Criteria in which a column value belongs in a set of values whose cardinality is arbitrary does not need to be dynamic. Consider using either the instr function or the use of a special filtering table in which you join against. This approach can be easily extended to multiple columns as long as the number of columns is known. Filtering on users and tags could easily be handled with this approach.
When the number of columns in the filtering criteria is arbitrary yet small, consider using different static queries for each possibility.
Only when the number of columns in the filtering criteria is arbitrary and potentially large should you consider using dynamic queries. In which case...
To be safe from SQL injection, either build or obtain a library that defends against that attack. Though more difficult, this is not an impossible task. This is mostly about escaping SQL string delimiters in the values to filter for.
To be safe from expensive queries, consider using views that are specially crafted for this purpose and some up front logic to limit how those views will get invoked. This is the most challenging in terms of developer time and effort.
If you were using python to access your database, I would suggest you use the Django model system. There are many similar apis both for python and for other languages (notably in ruby on rails). I am saving so much time by avoiding the need to talk directly to the database with SQL.
From the example link:
#Model definition
class Blog(models.Model):
name = models.CharField(max_length=100)
tagline = models.TextField()
def __unicode__(self):
return self.name
Model usage (this is effectively an insert statement)

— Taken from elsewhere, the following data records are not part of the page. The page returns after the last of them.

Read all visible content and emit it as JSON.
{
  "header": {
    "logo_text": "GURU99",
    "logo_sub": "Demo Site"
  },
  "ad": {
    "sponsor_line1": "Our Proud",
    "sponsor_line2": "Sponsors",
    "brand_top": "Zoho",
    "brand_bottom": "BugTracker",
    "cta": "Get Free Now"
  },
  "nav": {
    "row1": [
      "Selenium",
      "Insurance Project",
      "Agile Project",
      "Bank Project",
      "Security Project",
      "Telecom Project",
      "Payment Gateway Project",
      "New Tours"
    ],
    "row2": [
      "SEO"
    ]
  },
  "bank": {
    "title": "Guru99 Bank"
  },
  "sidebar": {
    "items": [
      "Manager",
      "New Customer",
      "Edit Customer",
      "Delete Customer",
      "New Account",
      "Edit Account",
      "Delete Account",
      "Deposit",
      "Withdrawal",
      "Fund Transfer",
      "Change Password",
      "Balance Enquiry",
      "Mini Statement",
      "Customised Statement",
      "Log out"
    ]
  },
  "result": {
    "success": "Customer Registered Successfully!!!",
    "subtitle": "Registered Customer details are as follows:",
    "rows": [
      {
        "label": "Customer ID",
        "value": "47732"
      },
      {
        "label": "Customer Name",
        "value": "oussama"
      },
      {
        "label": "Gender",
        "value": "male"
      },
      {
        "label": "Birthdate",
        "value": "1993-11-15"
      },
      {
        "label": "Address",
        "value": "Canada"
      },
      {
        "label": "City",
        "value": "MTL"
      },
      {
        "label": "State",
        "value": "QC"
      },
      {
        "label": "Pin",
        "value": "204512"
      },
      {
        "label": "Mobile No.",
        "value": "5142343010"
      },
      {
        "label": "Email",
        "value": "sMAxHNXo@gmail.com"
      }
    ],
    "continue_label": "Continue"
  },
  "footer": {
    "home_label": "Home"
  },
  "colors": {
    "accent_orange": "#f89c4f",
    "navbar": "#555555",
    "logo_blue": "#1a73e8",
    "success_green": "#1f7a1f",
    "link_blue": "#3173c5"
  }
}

from mysite.blog.models import Blog
b = Blog(name='Beatles Blog', tagline='All the latest Beatles news.')
b.save()
The queries get much more complex - you pass around a query object and you can add filters / sort elements to it. When you finally are ready to use the query, Django creates an SQL statment that reflects all the ways you adjusted the query object. I think that it is very cute.
Other advantages of this abstraction
Your models can be created as database tables with foreign keys and constraints by Django
Many databases are supported (Postgresql, Mysql, sql lite, etc)
DJango analyses your templates and creates an automatic admin site out of them.
Well the options have to map to something.
A SQL query string CONCAT isn't a problem if you still use parameters for the options.